Il refuse la vie dans un hospice fort de son attachement
à sa famille et à son village. Son alimentation de base se
compose de l'attiéké et du poisson, ajouté à cela
la consommation d'alcool et de tabac.
Il ne se fait conter aucune cérémonie
d'angbandji. Il y assiste lui-même. Car il faut le rappeler, lors de ces
cérémonies, on fait souvent des dons aux êbebu et aux
post-êbebu. Il est donc présent pour avoir sa part de manne. Nous
avons été témoins ce 19 décembre 2009 de cinq
cérémonies d'Angbandji auxquelles il a pris part de 9 heures
à 18 heures temps universel.
Photo 14 : Lakpikine Agori Essis Jean,
Abrahman-kata, 87 ans, doyen d'âge d'Armébé.

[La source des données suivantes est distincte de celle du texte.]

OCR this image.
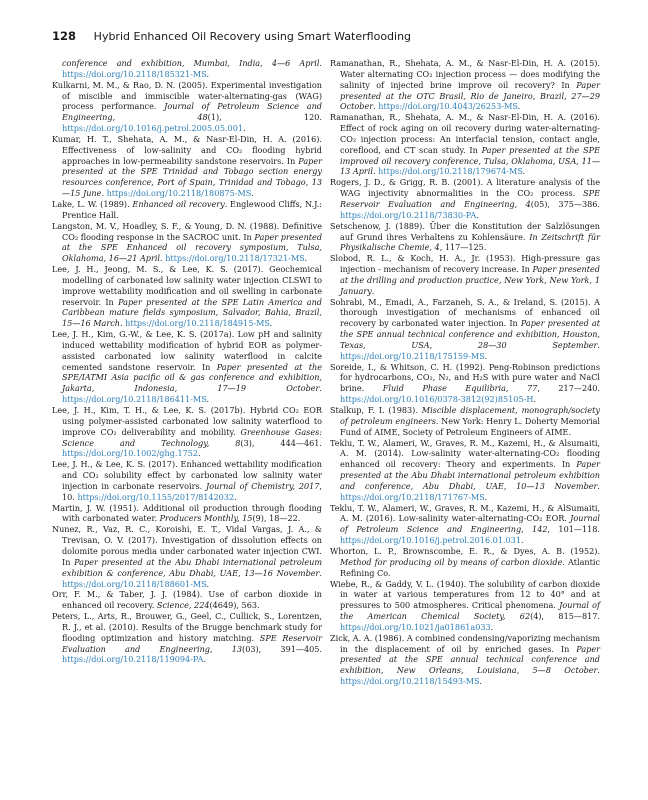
128 Hybrid Enhanced Oil Recovery using Smart Waterflooding

conference and exhibition, Mumbai, India, 4—6 April. https://doi.org/10.2118/185321-MS.

Kulkarni, M. M., & Rao, D. N. (2005). Experimental investigation of miscible and immiscible water-alternating-gas (WAG) process performance. Journal of Petroleum Science and Engineering, 48(1), 120. https://doi.org/10.1016/j.petrol.2005.05.001.

Kumar, H. T., Shehata, A. M., & Nasr-El-Din, H. A. (2016). Effectiveness of low-salinity and CO₂ flooding hybrid approaches in low-permeability sandstone reservoirs. In Paper presented at the SPE Trinidad and Tobago section energy resources conference, Port of Spain, Trinidad and Tobago, 13—15 June. https://doi.org/10.2118/180875-MS.

Lake, L. W. (1989). Enhanced oil recovery. Englewood Cliffs, N.J.: Prentice Hall.

Langston, M. V., Hoadley, S. F., & Young, D. N. (1988). Definitive CO₂ flooding response in the SACROC unit. In Paper presented at the SPE Enhanced oil recovery symposium, Tulsa, Oklahoma, 16—21 April. https://doi.org/10.2118/17321-MS.

Lee, J. H., Jeong, M. S., & Lee, K. S. (2017). Geochemical modelling of carbonated low salinity water injection CLSWI to improve wettability modification and oil swelling in carbonate reservoir. In Paper presented at the SPE Latin America and Caribbean mature fields symposium, Salvador, Bahia, Brazil, 15—16 March. https://doi.org/10.2118/184915-MS.

Lee, J. H., Kim, G.-W., & Lee, K. S. (2017a). Low pH and salinity induced wettability modification of hybrid EOR as polymer-assisted carbonated low salinity waterflood in calcite cemented sandstone reservoir. In Paper presented at the SPE/IATMI Asia pacific oil & gas conference and exhibition, Jakarta, Indonesia, 17—19 October. https://doi.org/10.2118/186411-MS.

Lee, J. H., Kim, T. H., & Lee, K. S. (2017b). Hybrid CO₂ EOR using polymer-assisted carbonated low salinity waterflood to improve CO₂ deliverability and mobility. Greenhouse Gases: Science and Technology, 8(3), 444—461. https://doi.org/10.1002/ghg.1752.

Lee, J. H., & Lee, K. S. (2017). Enhanced wettability modification and CO₂ solubility effect by carbonated low salinity water injection in carbonate reservoirs. Journal of Chemistry, 2017, 10. https://doi.org/10.1155/2017/8142032.

Martin, J. W. (1951). Additional oil production through flooding with carbonated water. Producers Monthly, 15(9), 18—22.

Nunez, R., Vaz, R. C., Koroishi, E. T., Vidal Vargas, J. A., & Trevisan, O. V. (2017). Investigation of dissolution effects on dolomite porous media under carbonated water injection CWI. In Paper presented at the Abu Dhabi international petroleum exhibition & conference, Abu Dhabi, UAE, 13—16 November. https://doi.org/10.2118/188601-MS.

Orr, F. M., & Taber, J. J. (1984). Use of carbon dioxide in enhanced oil recovery. Science, 224(4649), 563.

Peters, L., Arts, R., Brouwer, G., Geel, C., Cullick, S., Lorentzen, R. J., et al. (2010). Results of the Brugge benchmark study for flooding optimization and history matching. SPE Reservoir Evaluation and Engineering, 13(03), 391—405. https://doi.org/10.2118/119094-PA.

Ramanathan, R., Shehata, A. M., & Nasr-El-Din, H. A. (2015). Water alternating CO₂ injection process — does modifying the salinity of injected brine improve oil recovery? In Paper presented at the OTC Brasil, Rio de Janeiro, Brazil, 27—29 October. https://doi.org/10.4043/26253-MS.

Ramanathan, R., Shehata, A. M., & Nasr-El-Din, H. A. (2016). Effect of rock aging on oil recovery during water-alternating-CO₂ injection process: An interfacial tension, contact angle, coreflood, and CT scan study. In Paper presented at the SPE improved oil recovery conference, Tulsa, Oklahoma, USA, 11—13 April. https://doi.org/10.2118/179674-MS.

Rogers, J. D., & Grigg, R. B. (2001). A literature analysis of the WAG injectivity abnormalities in the CO₂ process. SPE Reservoir Evaluation and Engineering, 4(05), 375—386. https://doi.org/10.2118/73830-PA.

Setschenow, J. (1889). Über die Konstitution der Salzlösungen auf Grund ihres Verhaltens zu Kohlensäure. In Zeitschrift für Physikalische Chemie, 4, 117—125.

Slobod, R. L., & Koch, H. A., Jr. (1953). High-pressure gas injection - mechanism of recovery increase. In Paper presented at the drilling and production practice, New York, New York, 1 January.

Sohrabi, M., Emadi, A., Farzaneh, S. A., & Ireland, S. (2015). A thorough investigation of mechanisms of enhanced oil recovery by carbonated water injection. In Paper presented at the SPE annual technical conference and exhibition, Houston, Texas, USA, 28—30 September. https://doi.org/10.2118/175159-MS.

Soreide, I., & Whitson, C. H. (1992). Peng-Robinson predictions for hydrocarbons, CO₂, N₂, and H₂S with pure water and NaCl brine. Fluid Phase Equilibria, 77, 217—240. https://doi.org/10.1016/0378-3812(92)85105-H.

Stalkup, F. I. (1983). Miscible displacement, monograph/society of petroleum engineers. New York: Henry L. Doherty Memorial Fund of AIME, Society of Petroleum Engineers of AIME.

Teklu, T. W., Alameri, W., Graves, R. M., Kazemi, H., & Alsumaiti, A. M. (2014). Low-salinity water-alternating-CO₂ flooding enhanced oil recovery: Theory and experiments. In Paper presented at the Abu Dhabi international petroleum exhibition and conference, Abu Dhabi, UAE, 10—13 November. https://doi.org/10.2118/171767-MS.

Teklu, T. W., Alameri, W., Graves, R. M., Kazemi, H., & AlSumaiti, A. M. (2016). Low-salinity water-alternating-CO₂ EOR. Journal of Petroleum Science and Engineering, 142, 101—118. https://doi.org/10.1016/j.petrol.2016.01.031.

Whorton, L. P., Brownscombe, E. R., & Dyes, A. B. (1952). Method for producing oil by means of carbon dioxide. Atlantic Refining Co.

Wiebe, R., & Gaddy, V. L. (1940). The solubility of carbon dioxide in water at various temperatures from 12 to 40° and at pressures to 500 atmospheres. Critical phenomena. Journal of the American Chemical Society, 62(4), 815—817. https://doi.org/10.1021/ja01861a033.

Zick, A. A. (1986). A combined condensing/vaporizing mechanism in the displacement of oil by enriched gases. In Paper presented at the SPE annual technical conference and exhibition, New Orleans, Louisiana, 5—8 October. https://doi.org/10.2118/15493-MS.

Armébé, (enquête personnelle,
Août 2009).
Lakpikine Agori Essis Jean a 87 ans, il est membre de la
classe d'âge des Abrahman-kata. Il détient le titre de doyen
d'âge du village d'Armébé. Dans la génération
des Abrahman, ils sont deux à être en vie. Cependant, en raison du
mauvais état de santé du second, nous n'avons pas pu lui rendre
visite.
En sa qualité de doyen et eu égard à ses
connaissances, c'est vers lui que les autorités villageoises nous ont
orienté pour connaître l'histoire de l'êbeb, dont son
village en est l'inventeur et nous relater l'histoire de la provenance du
peuple Odjukru. A en croire ses propos, sa principale difficulté est
l'enflure du pied gauche qui est de nature à limiter ses
déplacements.
Sur la nature de ses rapports avec ses cadets êbebu, il
se sent respecté dans la mesure où il est consulté et
qu'il est considéré comme une personne de
référence. Il conseille aux jeunes de se détourner du
vol.
La deuxième partie, fondements anthropologiques de la
société Odjukru et sa vision du grand âge a
été déclinée en trois chapitres. On note que dans
la société Odjukru, il y a trois institutions sociales majeures
à savoir: le low, l'angbandji et l'êbeb qui ont pour fonction
d'assurer l'intégration sociale des membres. Le low est le niveau
primaire de socialisation et d'attribution d'identité collective
à une classe d'âge. L'angbandji est l'institution
intermédiaire qui confirme les vertus de savoir-être et de
savoir-faire acquis au cours du low. Ces vertus sont manifestes par la
possession de capitaux social, culturel et symbolique. Et l'êbeb qui est
l'institution la plus prestigieuse qui confère aux personnes
âgées le pouvoir politique. La fonction d'êbebu
elle-même ouvre la voie à l'appartenance à quatre
échelles honorifiques d'âge avancé.
Au niveau structurel, on constate que la société
Odjukru est régulée par les aînés sociaux. Au plan
idéologique, l'êbeb en tant que pouvoir gérontocratique est
légitimé par une légende qui contribue à anoblir le
grand âge et au plan symbolique, il y a des images ou
éléments matériels dont l'usage et le sens promeuvent le
grand âge.
Le régime gérontocratique Odjukru est
lui-même lié aux représentations sociales de la vieillesse
et de la longévité. Ces représentations sociales sont
dialectiques en ce sens qu'à la vieillesse rayonnante on associe la
longévité récompense et à la vieillesse
pathologique on fait correspondre la longévité punition. Ces
perceptions de la vieillesse et de la longévité
déterminent les rapports sociaux et influencent les conduites sociales.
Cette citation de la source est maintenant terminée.